Preparedness is another vital aspect of the Red Cross mission. One of their main focuses right now is a campaign to get smoke detectors into every home in the country. By partnering with Bellingham grocery chain Haggen, they’re making the detectors available to people free of charge. “It started as an initiative to reduce home fire deaths by 25 percent over five years,” Miller says, “and we’ve saved over 500 lives nationwide since 2014.”
“I love this program,” Robertson adds. “When people think about the Red Cross, they usually think about us reacting. This is a way we can be proactive—and it’s free!”
Partnerships are valuable to the Red Cross, and their annual golf tournament is a great example. “This is its 25th year,” Miller says of the popular fundraiser. “It started out with just the board of directors and staff, and now it sells out every year.”
BP is the golf tournament’s major sponsor, and brings a wealth of support to the Red Cross. “We have a great network of supporters because of BP,” Miller says. “A lot of their contacts are aligned with our mission.” The local appliance dealer DeWaard & Bode is also a valued supporter in many ways, including donating the prizes that make the tournament worth winning.
While they’re always looking for volunteers and to meet new people through their public events, the Red Cross is also happy to receive support from community members. “The Red Cross is basically funded by individuals,” says Miller. “A small contribution has a big impact—that’s how we fund our disaster response.” And how they fund their preparedness campaigns, as well.

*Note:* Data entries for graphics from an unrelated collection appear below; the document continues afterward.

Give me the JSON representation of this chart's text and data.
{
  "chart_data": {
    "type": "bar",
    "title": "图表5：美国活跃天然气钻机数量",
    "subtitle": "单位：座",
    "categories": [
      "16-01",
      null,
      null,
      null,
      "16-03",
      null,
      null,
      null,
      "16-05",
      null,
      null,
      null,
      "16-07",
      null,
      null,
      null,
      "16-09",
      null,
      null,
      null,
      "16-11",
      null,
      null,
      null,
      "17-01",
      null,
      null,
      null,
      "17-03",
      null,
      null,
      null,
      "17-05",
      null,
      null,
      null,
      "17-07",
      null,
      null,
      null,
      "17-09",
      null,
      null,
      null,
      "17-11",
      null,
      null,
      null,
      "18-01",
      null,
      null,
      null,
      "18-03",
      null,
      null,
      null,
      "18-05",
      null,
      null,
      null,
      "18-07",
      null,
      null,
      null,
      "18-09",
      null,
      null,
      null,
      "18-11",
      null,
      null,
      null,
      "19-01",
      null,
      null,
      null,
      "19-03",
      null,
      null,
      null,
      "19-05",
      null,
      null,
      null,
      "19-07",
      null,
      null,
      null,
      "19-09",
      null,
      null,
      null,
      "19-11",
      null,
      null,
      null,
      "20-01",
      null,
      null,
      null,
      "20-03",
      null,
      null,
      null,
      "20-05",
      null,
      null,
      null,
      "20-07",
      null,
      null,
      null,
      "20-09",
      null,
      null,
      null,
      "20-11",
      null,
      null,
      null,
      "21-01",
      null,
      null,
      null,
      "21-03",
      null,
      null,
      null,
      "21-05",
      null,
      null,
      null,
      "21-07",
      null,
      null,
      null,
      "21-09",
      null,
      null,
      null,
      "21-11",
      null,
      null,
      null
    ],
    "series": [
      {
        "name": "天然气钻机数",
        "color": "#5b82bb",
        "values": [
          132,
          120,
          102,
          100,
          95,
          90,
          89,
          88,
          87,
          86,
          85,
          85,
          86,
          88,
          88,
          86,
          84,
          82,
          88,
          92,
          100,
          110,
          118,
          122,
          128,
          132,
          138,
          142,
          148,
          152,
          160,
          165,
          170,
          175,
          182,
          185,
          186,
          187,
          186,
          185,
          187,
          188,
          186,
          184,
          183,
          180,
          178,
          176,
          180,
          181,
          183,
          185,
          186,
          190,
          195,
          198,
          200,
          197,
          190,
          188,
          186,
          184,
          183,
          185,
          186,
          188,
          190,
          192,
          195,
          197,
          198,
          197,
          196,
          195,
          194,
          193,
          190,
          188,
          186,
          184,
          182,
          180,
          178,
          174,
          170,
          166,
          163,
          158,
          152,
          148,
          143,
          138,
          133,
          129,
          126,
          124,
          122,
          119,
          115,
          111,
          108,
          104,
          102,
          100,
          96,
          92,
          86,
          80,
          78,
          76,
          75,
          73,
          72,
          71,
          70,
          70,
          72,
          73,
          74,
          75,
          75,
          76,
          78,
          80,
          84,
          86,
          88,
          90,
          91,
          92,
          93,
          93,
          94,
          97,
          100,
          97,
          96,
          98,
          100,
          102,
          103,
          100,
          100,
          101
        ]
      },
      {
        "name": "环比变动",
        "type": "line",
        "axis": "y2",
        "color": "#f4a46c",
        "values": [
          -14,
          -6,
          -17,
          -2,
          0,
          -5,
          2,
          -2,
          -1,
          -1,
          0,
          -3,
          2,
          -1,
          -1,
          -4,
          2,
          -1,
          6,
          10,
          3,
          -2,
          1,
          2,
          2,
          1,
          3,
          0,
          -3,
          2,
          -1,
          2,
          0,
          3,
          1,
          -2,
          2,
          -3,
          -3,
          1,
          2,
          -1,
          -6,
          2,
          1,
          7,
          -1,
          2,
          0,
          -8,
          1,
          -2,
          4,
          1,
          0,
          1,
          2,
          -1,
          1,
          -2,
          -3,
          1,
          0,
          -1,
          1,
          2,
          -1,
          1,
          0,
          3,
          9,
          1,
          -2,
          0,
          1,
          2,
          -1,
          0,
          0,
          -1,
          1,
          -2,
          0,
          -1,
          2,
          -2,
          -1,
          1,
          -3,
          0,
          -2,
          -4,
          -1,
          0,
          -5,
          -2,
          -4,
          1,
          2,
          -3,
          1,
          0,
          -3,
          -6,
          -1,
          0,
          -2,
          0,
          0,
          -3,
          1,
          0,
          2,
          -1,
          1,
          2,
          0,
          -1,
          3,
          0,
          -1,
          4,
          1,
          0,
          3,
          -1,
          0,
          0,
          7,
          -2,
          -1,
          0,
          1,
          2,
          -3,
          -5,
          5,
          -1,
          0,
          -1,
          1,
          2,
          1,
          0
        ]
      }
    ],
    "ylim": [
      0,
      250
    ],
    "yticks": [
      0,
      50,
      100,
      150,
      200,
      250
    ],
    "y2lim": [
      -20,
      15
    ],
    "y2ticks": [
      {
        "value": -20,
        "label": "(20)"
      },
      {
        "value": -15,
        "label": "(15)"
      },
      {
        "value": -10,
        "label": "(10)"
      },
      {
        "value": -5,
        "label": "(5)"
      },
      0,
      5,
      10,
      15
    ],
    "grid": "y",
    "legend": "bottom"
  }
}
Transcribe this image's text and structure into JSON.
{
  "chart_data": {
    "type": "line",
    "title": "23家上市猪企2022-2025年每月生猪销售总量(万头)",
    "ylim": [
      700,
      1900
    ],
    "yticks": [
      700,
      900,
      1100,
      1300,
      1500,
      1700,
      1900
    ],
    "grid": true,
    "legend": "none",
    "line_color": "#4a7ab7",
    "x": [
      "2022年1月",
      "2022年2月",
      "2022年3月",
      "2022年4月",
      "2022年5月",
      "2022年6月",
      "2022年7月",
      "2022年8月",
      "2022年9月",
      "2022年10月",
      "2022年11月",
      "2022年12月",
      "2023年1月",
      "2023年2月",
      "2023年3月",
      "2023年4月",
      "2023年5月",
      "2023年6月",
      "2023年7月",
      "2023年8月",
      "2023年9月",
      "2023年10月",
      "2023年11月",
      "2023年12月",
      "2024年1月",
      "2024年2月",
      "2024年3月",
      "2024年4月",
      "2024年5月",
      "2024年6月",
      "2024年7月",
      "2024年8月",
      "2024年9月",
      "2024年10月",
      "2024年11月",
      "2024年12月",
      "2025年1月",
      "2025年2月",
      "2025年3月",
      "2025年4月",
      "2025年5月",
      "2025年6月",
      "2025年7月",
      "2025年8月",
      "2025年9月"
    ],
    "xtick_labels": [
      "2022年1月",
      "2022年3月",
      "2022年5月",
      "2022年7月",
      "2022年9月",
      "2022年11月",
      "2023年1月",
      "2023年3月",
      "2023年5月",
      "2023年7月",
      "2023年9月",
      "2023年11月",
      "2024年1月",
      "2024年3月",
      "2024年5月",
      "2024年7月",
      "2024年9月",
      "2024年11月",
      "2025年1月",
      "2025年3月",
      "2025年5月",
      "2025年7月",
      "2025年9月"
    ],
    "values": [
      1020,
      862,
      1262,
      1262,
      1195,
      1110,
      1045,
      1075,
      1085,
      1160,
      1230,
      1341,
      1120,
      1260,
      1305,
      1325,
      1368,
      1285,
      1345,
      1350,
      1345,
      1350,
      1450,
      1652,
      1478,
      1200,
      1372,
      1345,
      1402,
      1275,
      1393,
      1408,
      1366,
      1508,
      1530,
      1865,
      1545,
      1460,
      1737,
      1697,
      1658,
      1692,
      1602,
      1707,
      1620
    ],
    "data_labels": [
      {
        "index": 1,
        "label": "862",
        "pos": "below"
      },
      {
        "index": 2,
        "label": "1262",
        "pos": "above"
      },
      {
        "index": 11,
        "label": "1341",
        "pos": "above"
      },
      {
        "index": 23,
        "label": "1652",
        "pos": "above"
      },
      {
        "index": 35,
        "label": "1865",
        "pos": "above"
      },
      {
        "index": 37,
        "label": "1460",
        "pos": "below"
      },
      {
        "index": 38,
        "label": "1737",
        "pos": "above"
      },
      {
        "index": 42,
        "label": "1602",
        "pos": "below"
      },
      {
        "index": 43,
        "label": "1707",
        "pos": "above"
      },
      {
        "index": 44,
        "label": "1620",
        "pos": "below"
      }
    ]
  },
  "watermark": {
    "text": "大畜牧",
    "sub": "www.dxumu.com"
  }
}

Their programs are designed to reach all demographics, including programs aimed at youth that are intended to be fun and interactive in order to keep kids involved in learning. They also have programs tailored to seniors that highlight the importance of keeping duplicates of prescription information in a safe place, and keeping lists of contacts and other important information on hand, printed in a large font that’s easier on a senior’s eyes.
Thanks to that kind of practical, immediate and street-level presence, the Red Cross logo is always a popular sight on the street. Both women say that one perk of the job is that they’re approached all the time in public. “When we are branded,” Robertson says—meaning wearing a name tag or driving a vehicle decorated with the Red Cross logo—“people always come up to us to say thank you.”